I’m building a small multi-agent system where one agent acts as a Knowledge Agent, it should read PDFs, markdowns, or web links and then remember what it learned. Another “Main Agent” uses that understanding later for reasoning or onboarding questions.
I’m not looking for RAG or vector DB setups (no embeddings, no retrieval queries), and I also don’t want to fine-tune models each time knowledge changes.
Basically I want the Knowledge Agent to behave like a human who’s already read the docs using that info naturally when reasoning, not by searching.
I also considered just loading everything into the system prompt or summarizing all the documents into one knowledge.md file and feeding that as context but this doesn’t seem like a scalable or efficient approach. It might work for a few PDFs (4–10), but not for large or growing knowledge bases.
So I’m wondering if anyone has seen a framework or project that supports this kind of proactive, memory-based knowledge behavior?
GPT: generative pretrained transformer - tens or hundreds of millions of dollars of computation, reinforcement learning on terabytes of corpus.
Post-training: more millions of tasks and applications of training for how to perform and act like a chat entity and follow instructions and understand roles.
Delivers you an AI model to use.
The only thing that you have not disallowed is context window for a completion AI model. This is the auto-regressive sequence that the AI continues upon, predicting the next token that would appear after the text, guided by self-attention.
Therefore the only avenue you’ve provided yourself is that input, where “learning” will just be adding to the chat in an uninformed manner, whether in “chat history” form, or by persisting documents that are meant for ingesting, in whole, without search or keeping the context to only what is relevant.

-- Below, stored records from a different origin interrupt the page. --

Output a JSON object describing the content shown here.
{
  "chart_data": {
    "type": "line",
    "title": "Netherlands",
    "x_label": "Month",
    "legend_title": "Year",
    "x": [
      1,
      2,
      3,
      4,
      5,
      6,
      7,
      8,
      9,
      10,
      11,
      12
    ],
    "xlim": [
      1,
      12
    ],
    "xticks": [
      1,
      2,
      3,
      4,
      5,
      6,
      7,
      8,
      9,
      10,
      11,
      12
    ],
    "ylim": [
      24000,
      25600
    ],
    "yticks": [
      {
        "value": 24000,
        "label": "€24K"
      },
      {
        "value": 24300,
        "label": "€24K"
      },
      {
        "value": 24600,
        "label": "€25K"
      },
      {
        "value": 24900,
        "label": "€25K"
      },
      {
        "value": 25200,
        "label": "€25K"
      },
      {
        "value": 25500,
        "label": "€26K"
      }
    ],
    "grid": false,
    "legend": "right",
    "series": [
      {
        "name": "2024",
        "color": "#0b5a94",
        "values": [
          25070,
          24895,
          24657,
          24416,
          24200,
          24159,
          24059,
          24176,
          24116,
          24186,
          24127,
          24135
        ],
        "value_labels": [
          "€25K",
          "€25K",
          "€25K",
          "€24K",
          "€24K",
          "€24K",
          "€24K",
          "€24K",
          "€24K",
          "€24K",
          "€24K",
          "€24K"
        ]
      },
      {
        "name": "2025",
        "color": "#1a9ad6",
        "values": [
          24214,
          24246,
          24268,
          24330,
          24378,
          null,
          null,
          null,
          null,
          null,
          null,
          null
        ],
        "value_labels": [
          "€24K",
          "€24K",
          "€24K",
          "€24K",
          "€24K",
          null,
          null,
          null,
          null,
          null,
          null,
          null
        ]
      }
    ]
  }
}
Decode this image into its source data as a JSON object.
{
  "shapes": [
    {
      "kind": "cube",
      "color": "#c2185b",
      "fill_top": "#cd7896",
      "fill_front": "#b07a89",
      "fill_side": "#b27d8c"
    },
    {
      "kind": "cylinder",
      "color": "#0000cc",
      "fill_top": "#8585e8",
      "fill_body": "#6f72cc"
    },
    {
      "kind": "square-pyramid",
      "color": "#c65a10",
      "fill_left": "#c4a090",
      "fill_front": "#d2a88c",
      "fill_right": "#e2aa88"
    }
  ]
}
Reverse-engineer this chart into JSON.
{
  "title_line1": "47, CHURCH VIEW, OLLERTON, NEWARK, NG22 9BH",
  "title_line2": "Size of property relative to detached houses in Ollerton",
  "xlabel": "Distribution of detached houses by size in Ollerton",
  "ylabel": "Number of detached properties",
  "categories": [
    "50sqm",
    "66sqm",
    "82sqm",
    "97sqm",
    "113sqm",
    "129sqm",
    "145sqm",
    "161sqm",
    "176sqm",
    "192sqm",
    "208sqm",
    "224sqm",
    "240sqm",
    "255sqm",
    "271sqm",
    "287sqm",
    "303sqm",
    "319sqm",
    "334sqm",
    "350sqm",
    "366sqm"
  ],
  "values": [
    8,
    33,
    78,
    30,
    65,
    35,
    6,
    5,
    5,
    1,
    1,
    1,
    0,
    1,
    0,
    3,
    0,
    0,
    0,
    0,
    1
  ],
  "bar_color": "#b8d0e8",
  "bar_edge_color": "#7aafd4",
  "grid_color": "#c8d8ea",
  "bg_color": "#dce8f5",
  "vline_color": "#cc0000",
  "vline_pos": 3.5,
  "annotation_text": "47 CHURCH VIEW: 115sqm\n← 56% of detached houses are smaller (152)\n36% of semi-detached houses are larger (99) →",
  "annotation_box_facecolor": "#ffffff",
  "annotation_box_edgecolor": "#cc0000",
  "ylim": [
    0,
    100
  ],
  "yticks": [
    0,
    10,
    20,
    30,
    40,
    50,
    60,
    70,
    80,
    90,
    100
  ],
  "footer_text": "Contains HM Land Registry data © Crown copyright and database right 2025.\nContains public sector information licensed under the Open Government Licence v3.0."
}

The largest input context AI model by OpenAI is gpt-4.1 at 1M tokens. Eventually you must discard, and you have given no latitude for any mechanism of task relevance for what to place or to expire.
Maybe i’ll try smaller, specialized agent whose only job is to use RAG to find relevant info and then summarize/write a concise briefing for the Main Agent. This briefing will get passed as context. This moves it closer to “internalized knowledge” for the task at hand without the latency of searching on every token. If this doesnt work than the only option I’m left is start utilizing the context window.